Губы его шевельнулись. Шёпот так тих, что едва качнул воздух.

«Пожалуйста, купите меня, Сэр…»

Слова вышли раньше, чем ужас успел их остановить, выдавленные из места глубже армейской выучки, глубже гордости, вытянутые серыми глазами так, как из раны вытягивают яд. Слёзы размыли зрение. Член его шевельнулся, набухая, нить прозрачной жидкости просочилась из щели, видимая и уличающая.

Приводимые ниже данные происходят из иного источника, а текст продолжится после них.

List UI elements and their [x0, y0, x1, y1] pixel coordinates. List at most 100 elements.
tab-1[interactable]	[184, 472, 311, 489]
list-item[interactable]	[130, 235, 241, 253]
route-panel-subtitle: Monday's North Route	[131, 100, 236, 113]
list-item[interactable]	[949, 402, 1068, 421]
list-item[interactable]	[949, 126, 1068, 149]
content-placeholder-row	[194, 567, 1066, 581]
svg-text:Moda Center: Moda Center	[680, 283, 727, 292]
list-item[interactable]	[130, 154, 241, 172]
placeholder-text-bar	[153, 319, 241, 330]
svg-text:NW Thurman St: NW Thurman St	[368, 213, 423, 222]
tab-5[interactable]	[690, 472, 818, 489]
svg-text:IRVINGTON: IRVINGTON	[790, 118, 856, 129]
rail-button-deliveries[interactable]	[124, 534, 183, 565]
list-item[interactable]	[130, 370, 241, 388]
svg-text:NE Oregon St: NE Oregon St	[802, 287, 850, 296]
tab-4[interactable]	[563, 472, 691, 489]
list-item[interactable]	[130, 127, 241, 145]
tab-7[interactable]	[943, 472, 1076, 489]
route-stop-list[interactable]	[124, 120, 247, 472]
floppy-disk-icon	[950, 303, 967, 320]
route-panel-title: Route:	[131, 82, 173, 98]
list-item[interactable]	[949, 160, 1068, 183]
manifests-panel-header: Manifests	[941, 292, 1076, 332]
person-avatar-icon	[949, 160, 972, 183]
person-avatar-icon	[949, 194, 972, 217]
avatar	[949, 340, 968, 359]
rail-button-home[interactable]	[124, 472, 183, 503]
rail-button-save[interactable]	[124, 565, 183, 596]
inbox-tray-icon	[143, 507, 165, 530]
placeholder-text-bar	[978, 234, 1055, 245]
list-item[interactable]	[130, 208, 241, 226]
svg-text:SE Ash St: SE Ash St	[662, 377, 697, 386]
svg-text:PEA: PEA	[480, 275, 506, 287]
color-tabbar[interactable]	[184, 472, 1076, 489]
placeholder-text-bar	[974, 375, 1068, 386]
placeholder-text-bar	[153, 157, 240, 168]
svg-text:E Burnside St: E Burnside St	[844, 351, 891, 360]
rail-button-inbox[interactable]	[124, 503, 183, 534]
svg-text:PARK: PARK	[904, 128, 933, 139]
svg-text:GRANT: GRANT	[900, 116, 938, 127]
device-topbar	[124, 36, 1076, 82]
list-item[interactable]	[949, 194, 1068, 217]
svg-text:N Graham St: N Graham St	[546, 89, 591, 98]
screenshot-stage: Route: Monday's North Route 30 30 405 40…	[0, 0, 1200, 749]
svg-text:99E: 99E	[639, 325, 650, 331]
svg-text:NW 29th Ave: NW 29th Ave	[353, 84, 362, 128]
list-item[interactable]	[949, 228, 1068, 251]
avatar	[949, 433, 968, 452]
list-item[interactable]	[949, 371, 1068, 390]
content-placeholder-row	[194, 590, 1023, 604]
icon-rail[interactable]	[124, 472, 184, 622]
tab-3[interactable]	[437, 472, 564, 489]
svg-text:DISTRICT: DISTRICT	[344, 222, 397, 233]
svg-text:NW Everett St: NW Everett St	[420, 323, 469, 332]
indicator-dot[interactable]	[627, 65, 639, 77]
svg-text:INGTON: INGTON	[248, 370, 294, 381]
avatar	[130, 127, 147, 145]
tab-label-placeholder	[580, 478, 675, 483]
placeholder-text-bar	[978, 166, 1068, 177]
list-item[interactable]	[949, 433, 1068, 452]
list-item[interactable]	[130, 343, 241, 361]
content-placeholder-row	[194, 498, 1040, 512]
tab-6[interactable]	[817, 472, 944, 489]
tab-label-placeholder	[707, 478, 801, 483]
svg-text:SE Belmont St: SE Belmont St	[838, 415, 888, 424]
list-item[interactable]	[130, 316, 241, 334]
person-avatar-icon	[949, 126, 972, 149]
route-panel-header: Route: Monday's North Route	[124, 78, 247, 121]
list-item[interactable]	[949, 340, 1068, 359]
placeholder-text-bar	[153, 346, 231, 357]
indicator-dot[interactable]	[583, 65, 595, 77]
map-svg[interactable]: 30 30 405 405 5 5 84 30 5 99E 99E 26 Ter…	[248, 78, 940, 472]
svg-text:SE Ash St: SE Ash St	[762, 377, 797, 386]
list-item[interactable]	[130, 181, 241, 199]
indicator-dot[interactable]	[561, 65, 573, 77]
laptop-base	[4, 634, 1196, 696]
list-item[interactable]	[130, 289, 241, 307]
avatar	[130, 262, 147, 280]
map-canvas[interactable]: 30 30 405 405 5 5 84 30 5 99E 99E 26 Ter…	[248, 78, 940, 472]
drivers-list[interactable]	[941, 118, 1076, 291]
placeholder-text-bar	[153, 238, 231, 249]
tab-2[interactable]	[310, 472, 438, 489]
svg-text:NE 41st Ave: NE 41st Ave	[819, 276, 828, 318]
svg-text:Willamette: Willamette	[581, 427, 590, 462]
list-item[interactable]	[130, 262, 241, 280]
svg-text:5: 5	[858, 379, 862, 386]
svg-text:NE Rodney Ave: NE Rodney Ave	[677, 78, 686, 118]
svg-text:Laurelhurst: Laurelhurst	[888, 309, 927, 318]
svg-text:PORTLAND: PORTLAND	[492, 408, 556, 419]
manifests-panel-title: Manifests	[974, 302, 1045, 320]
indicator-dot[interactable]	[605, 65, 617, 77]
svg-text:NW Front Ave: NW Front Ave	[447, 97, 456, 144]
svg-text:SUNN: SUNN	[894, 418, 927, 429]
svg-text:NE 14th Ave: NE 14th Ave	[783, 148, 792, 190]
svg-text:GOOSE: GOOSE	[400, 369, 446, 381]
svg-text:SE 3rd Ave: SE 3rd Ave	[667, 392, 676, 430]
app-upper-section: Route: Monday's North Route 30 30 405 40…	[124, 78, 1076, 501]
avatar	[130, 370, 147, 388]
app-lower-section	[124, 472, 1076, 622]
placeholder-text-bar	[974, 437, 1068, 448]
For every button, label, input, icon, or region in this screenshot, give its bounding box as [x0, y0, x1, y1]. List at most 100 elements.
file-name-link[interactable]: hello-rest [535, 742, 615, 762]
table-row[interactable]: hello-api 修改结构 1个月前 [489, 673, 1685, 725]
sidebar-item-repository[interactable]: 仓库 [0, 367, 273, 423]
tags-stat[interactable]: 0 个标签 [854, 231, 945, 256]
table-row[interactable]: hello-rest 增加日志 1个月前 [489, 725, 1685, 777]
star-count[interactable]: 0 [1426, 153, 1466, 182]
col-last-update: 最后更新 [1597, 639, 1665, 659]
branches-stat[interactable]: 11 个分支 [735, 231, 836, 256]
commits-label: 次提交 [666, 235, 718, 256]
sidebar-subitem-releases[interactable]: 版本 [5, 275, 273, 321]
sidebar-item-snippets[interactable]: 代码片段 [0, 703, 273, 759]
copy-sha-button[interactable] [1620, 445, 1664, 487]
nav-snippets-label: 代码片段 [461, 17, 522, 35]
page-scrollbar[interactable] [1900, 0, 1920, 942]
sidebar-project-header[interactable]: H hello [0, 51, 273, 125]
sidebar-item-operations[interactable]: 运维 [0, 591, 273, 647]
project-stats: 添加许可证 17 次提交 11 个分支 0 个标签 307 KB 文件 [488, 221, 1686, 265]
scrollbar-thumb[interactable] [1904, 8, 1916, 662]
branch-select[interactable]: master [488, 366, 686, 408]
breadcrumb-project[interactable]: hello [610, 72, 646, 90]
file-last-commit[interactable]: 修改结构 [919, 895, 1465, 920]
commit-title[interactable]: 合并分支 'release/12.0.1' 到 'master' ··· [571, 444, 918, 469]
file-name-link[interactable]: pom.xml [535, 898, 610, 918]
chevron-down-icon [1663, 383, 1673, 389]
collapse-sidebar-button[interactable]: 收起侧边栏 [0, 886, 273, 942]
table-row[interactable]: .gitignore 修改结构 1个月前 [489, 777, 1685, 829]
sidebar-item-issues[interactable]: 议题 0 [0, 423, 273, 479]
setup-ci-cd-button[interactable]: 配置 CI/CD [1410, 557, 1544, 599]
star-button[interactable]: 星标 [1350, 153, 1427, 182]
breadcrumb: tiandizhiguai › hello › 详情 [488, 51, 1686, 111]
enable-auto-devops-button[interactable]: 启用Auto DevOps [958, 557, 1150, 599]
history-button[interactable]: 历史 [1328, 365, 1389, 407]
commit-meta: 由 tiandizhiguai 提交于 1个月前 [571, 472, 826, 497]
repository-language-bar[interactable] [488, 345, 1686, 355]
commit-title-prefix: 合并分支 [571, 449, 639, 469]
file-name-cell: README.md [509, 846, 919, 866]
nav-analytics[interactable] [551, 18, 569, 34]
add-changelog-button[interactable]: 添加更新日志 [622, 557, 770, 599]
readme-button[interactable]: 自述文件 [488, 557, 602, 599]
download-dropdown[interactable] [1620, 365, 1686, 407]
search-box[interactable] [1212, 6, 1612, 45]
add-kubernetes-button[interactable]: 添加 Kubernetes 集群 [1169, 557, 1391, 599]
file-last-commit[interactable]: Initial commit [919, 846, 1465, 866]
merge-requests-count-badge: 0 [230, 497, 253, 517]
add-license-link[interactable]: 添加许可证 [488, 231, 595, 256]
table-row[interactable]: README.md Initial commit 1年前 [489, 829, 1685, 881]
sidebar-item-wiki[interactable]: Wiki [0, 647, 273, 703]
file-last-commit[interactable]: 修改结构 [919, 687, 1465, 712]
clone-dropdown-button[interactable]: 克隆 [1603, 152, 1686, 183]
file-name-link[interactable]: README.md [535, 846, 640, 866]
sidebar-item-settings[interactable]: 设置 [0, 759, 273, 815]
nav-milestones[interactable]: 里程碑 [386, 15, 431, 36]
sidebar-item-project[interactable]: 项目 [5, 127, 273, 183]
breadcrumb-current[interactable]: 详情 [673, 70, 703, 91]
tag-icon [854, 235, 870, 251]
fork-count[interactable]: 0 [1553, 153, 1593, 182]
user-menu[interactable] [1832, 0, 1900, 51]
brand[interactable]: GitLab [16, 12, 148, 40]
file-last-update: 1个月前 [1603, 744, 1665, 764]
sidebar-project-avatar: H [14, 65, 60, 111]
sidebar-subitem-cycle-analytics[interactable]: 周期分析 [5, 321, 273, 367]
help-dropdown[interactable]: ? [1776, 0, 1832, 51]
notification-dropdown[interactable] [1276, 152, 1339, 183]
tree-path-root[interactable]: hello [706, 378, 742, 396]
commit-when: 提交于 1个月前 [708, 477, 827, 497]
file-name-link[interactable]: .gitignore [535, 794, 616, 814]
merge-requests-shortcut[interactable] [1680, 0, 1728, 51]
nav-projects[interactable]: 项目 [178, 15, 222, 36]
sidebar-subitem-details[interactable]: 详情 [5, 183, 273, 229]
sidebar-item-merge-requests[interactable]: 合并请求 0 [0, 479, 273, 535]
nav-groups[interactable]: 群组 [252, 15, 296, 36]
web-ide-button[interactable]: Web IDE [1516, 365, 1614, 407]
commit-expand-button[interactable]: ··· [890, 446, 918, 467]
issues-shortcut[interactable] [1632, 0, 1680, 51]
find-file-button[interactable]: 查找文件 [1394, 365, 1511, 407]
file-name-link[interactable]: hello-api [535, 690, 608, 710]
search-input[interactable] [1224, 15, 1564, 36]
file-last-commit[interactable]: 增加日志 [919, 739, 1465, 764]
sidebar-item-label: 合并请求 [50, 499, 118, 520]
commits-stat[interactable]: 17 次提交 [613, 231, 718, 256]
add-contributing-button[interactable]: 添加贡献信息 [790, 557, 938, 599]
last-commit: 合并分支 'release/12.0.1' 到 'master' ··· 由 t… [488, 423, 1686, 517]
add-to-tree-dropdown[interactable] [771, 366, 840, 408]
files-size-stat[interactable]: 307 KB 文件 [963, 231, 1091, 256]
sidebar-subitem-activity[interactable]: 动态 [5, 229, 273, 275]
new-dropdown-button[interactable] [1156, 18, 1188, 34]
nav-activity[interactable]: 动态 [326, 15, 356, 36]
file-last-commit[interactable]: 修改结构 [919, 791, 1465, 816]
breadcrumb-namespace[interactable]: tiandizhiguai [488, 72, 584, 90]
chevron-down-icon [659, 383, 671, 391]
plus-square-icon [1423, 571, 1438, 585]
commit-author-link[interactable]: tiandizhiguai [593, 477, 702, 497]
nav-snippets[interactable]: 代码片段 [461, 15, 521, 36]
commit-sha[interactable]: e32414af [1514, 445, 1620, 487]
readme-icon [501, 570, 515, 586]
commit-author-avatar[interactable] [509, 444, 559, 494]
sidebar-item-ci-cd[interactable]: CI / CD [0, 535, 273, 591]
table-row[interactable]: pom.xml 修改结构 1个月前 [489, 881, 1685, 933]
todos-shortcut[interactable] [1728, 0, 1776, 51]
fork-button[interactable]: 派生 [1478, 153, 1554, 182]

Блядь. Зачем я это прошептал? Он видит меня насквозь. Мой стыд, мою девственную дырку, мой член, твердеющий от его глаз. Ненавижу богатую сволочь, ненавижу всё, за что он стоит, но ствол дёргается вверх, и смазка блестит на головке, и что он со мной сделает, что он сделает, Хозяин…

Роман услышал. Он слышал всегда. Шёпот, слёзы, текущий член, неохотное поклонение пацана, что ещё считал себя солдатом. Он подшил всё это под графу актив и ощутил, как старый жар разлился в груди, тёплый и хозяйский, тихая уверенность, что этот сломается красиво.

Он не улыбнулся. Не коснулся. Пока нет.

Вечер сгустился. Рынок гудел низко. И свежее мясо ждало, истекая, руку, что им завладеет.